I would be failing in my duty as a citizen of this country if I don't pause to record my gratitude to our media for the extraordinary display of courage and exercise of their right to freedom of expression entrenched in section 16 of our Constitution. Without any fear of contradiction I say, that in the exercise of its freedom of expression, which includes "freedom of the press and other media" and "freedom to receive or impart information or ideas", our media has courageously exposed wrongdoing by the government and its functionaries and held it accountable. You have truly done a sterling job. The importance and benefits of doing so are all around for all to see. For that you have been well and deservedly praised.
The challenge is that much more needs to be done. With the same rigour, courage and creativity you need to identify other national destiny-defining powers that must be urgently exposed and held to account.

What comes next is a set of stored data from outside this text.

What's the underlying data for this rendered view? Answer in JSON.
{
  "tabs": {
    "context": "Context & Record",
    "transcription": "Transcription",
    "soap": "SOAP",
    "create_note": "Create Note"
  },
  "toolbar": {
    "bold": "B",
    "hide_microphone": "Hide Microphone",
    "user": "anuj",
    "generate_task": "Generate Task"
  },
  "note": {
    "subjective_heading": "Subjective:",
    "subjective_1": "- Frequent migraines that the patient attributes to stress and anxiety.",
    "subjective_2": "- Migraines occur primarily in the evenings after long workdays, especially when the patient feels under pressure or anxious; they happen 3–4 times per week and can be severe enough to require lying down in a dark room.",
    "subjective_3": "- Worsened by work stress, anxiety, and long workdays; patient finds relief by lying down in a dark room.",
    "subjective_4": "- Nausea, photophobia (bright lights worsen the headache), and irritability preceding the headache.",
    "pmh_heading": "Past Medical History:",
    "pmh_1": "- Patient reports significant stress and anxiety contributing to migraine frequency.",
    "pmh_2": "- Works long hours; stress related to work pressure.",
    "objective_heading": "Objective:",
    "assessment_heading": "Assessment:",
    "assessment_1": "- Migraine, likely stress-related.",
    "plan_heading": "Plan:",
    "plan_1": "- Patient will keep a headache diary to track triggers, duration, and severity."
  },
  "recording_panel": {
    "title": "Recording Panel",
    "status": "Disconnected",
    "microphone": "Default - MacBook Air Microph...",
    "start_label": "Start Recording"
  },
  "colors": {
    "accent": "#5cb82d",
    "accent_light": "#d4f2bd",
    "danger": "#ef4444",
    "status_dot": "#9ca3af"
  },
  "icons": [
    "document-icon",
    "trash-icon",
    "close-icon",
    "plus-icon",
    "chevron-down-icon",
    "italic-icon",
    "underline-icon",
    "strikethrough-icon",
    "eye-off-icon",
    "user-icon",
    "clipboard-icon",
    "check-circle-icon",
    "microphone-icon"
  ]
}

To do justice to the topic I was given requires a particular understanding of the concepts and issues that flow from the terminology employed here.
"The importance." Important to whom? And what are the real bases for asserting or concluding that certain people, interests or every well-meaning person would be a beneficiary of exposing or holding power to account? How exactly are they lightly to benefit from what we do? Much more than a superficial, run-of-the-mill reflection on this, and other issues is called for.
"Courageous and free" also assumes the existence of formidable opposition or restrictions from those with the ability to oppose and limit the execution of one's legitimate mandate effectively or in a meaningful way. And the immediate question is who has what it takes to pose that threat.
What struck me with the word "power" was what or who immediately comes to mind every time the word "power" is mentioned. Do we think or assume or take it as a reality that there is only one centre of power? Or do several repositories of real power immediately occupy our thoughts, when the word "power" is mentioned?
From where I stand, there are far too many factors at play in determining who to expose and hold accountable, what real benefit, if any, that exercise is lightly to yield and to whom. The "power" to be exposed or held accountable seems to occupy centre-stage in the topic I have been asked to address. And that "power" is context or situation-specific.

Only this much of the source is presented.